A família do secretário estadual da Agricultura, Covatti Filho (PP), mantém um escritório político pago com dinheiro da Câmara dos Deputados. As despesas do gabinete que está montado no centro de Porto Alegre são custeadas com verbas da Cota para Exercício da Atividade Parlamentar (Ceap) do suplente de Covatti na Casa, o deputado Ronaldo Santini (PTB).  

Mesmo estando licenciado do cargo de deputado federal pelo PP, para compor o governo de Eduardo Leite, Covatti Filho seguiu usufruindo das verbas destinadas exclusivamente a quem está no exercício do mandato.  

De abril de 2019 a fevereiro de 2021, ele foi beneficiado com pelo menos R$ 99,6 mil em recursos da Câmara. O dinheiro foi usado por Santini para quitar boletos de aluguel, condomínio, luz, IPTU e até mesmo o aluguel de impressoras do escritório localizado na Praça Marechal Deodoro, em frente à Assembleia Legislativa. Na legislatura anterior (2015-2019), período em que não se licenciou do mandato, Covattinho, como é chamado no círculo político, gastou R$ 172 mil da própria cota para manter o mesmo escritório.  

Com cerca de 75 metros quadrados, o escritório é dividido em quatro ambientes — uma recepção e outras três peças — e abriga ao menos dois funcionários. Não há nada que remeta à presença de Santini no local, usado principalmente pelo pai do secretário, o ex-deputado Vilson Covatti.

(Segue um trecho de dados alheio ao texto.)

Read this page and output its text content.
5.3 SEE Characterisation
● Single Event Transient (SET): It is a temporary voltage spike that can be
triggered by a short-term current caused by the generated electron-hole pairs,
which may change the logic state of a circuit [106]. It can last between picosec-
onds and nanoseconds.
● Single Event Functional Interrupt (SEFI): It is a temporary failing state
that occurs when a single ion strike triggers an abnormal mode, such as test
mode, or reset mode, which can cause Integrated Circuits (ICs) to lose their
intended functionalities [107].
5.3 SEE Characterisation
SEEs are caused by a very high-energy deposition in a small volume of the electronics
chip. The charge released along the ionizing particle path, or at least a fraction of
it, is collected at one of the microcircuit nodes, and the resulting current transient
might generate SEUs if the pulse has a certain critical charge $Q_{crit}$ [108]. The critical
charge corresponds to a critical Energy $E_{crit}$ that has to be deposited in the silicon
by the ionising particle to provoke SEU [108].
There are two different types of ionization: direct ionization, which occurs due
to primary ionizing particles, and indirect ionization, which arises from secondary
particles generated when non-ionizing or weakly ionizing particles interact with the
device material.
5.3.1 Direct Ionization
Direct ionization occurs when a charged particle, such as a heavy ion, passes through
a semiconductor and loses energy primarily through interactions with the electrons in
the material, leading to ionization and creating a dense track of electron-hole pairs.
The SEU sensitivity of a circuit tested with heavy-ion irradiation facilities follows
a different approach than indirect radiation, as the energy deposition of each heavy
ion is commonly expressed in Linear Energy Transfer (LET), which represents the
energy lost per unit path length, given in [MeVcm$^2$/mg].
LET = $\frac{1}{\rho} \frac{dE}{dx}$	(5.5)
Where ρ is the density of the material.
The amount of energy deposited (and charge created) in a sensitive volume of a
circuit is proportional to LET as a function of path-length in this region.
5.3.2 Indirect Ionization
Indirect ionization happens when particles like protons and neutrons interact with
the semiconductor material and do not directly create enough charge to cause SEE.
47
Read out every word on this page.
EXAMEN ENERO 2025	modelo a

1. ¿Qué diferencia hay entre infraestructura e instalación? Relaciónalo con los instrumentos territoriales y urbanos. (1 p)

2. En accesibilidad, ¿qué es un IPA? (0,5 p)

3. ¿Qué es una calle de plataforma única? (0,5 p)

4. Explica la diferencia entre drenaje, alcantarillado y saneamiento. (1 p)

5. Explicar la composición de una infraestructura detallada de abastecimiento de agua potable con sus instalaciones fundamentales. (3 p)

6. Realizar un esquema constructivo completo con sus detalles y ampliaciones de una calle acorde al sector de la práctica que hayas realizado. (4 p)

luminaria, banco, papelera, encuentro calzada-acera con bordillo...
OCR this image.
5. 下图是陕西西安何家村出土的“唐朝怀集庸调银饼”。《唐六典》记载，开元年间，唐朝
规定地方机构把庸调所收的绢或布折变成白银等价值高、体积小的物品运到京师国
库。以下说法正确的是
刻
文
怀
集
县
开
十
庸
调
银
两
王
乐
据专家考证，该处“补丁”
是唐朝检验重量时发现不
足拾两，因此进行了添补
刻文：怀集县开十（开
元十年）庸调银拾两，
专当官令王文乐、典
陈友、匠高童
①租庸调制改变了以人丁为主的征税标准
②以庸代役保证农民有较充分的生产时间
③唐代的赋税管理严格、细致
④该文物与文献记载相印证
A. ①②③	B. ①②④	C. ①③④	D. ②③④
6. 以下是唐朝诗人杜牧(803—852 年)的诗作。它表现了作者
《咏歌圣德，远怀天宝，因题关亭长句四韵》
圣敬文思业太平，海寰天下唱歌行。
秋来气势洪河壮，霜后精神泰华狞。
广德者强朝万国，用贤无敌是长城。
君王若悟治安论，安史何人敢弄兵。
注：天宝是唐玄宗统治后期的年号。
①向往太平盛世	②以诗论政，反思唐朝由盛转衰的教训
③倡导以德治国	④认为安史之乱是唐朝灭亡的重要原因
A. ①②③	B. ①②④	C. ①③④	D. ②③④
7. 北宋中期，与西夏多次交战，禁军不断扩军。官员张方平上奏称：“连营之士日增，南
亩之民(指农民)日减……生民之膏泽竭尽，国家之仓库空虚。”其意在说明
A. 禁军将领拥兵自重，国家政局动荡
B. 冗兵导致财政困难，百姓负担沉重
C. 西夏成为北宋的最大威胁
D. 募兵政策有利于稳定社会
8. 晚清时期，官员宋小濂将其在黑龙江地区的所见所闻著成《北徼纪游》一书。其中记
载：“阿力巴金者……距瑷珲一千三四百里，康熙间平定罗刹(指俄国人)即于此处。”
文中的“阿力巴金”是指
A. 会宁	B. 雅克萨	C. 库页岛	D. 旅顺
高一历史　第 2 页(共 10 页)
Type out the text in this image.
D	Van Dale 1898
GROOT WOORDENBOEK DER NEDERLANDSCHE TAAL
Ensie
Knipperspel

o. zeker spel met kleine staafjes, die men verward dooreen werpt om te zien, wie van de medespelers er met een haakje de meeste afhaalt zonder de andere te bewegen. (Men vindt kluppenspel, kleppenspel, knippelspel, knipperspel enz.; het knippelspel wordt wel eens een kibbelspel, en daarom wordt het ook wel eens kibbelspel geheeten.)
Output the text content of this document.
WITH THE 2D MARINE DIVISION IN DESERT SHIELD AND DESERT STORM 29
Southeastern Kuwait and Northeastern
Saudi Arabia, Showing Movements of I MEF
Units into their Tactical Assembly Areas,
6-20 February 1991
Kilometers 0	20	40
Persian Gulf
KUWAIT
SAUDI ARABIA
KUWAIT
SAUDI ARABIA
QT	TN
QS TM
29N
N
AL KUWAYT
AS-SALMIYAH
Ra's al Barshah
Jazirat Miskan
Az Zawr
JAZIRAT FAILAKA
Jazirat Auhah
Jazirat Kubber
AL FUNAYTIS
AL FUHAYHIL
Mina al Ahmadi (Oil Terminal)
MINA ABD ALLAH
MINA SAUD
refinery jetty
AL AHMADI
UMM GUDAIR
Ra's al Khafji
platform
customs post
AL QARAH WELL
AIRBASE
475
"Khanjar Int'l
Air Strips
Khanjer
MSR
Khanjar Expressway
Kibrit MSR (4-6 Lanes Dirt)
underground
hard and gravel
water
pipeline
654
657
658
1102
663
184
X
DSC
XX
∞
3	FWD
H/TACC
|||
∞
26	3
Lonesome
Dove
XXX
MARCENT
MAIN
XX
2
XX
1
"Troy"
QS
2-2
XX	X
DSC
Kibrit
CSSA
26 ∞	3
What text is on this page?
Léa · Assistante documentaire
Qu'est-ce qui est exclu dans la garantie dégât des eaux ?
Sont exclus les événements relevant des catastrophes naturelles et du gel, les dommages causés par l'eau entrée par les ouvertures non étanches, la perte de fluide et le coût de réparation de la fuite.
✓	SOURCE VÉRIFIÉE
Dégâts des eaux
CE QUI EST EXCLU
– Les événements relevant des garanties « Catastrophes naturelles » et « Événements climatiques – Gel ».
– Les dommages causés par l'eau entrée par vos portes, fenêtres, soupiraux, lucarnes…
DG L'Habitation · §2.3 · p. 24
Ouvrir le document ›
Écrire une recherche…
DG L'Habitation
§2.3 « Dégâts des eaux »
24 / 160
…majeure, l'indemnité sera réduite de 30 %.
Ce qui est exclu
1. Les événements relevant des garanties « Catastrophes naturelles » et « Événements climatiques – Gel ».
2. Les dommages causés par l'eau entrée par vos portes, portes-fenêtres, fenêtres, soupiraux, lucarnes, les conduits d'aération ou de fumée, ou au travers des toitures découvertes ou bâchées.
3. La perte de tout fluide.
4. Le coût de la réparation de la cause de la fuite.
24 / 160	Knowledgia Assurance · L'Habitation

No local, ele recebe eleitores e aliados políticos, como vereadores e prefeitos do Interior. Durante a eleição municipal do ano passado, era cena frequente candidatos fazendo fila para serem contemplados na partilha dos R$ 2,4 milhões em recursos do fundo eleitoral que Covattinho recebeu da direção nacional do PP.

Para pagar as despesas do escritório, Santini apresentou à Câmara 73 notas fiscais. Foram R$ 67,7 mil em aluguel, R$ 16,7 mil em condomínio, R$ 7,2 mil com a locação de impressoras, R$ 4 mil em IPTU e R$ 3,8 mil em energia elétrica. À exceção dos boletos de IPTU, emitidos em nome do proprietário do imóvel, as demais despesas estão todas em nome de Santini, da conta de luz aos recibos de aluguel.

O uso dos recursos da Ceap é monitorado pela Coordenação de Gestão de Cota Parlamentar, do Departamento de Finanças, Orçamento e Contabilidade, mas não há fiscalização efetiva.

Até hoje, nenhum deputado foi punido por mau uso da cota. A Câmara tem um Código de Ética e Decoro Parlamentar. O artigo quarto do documento afirma que pode ser punido com a perda do mandato quem "celebrar acordo que tenha por objeto a posse do suplente, condicionando-a à contraprestação financeira ou à prática de atos contrários aos deveres éticos ou regimentais dos deputados".

A assessoria do Palácio Piratini foi sucinta na avaliação do caso e deixou a condução dos desdobramentos a critério de  Covatti Filho.  "O governo do Estado entende que cabe ao secretário prestar os esclarecimentos necessários", disse, em nota, a assessoria do governador Eduardo Leite.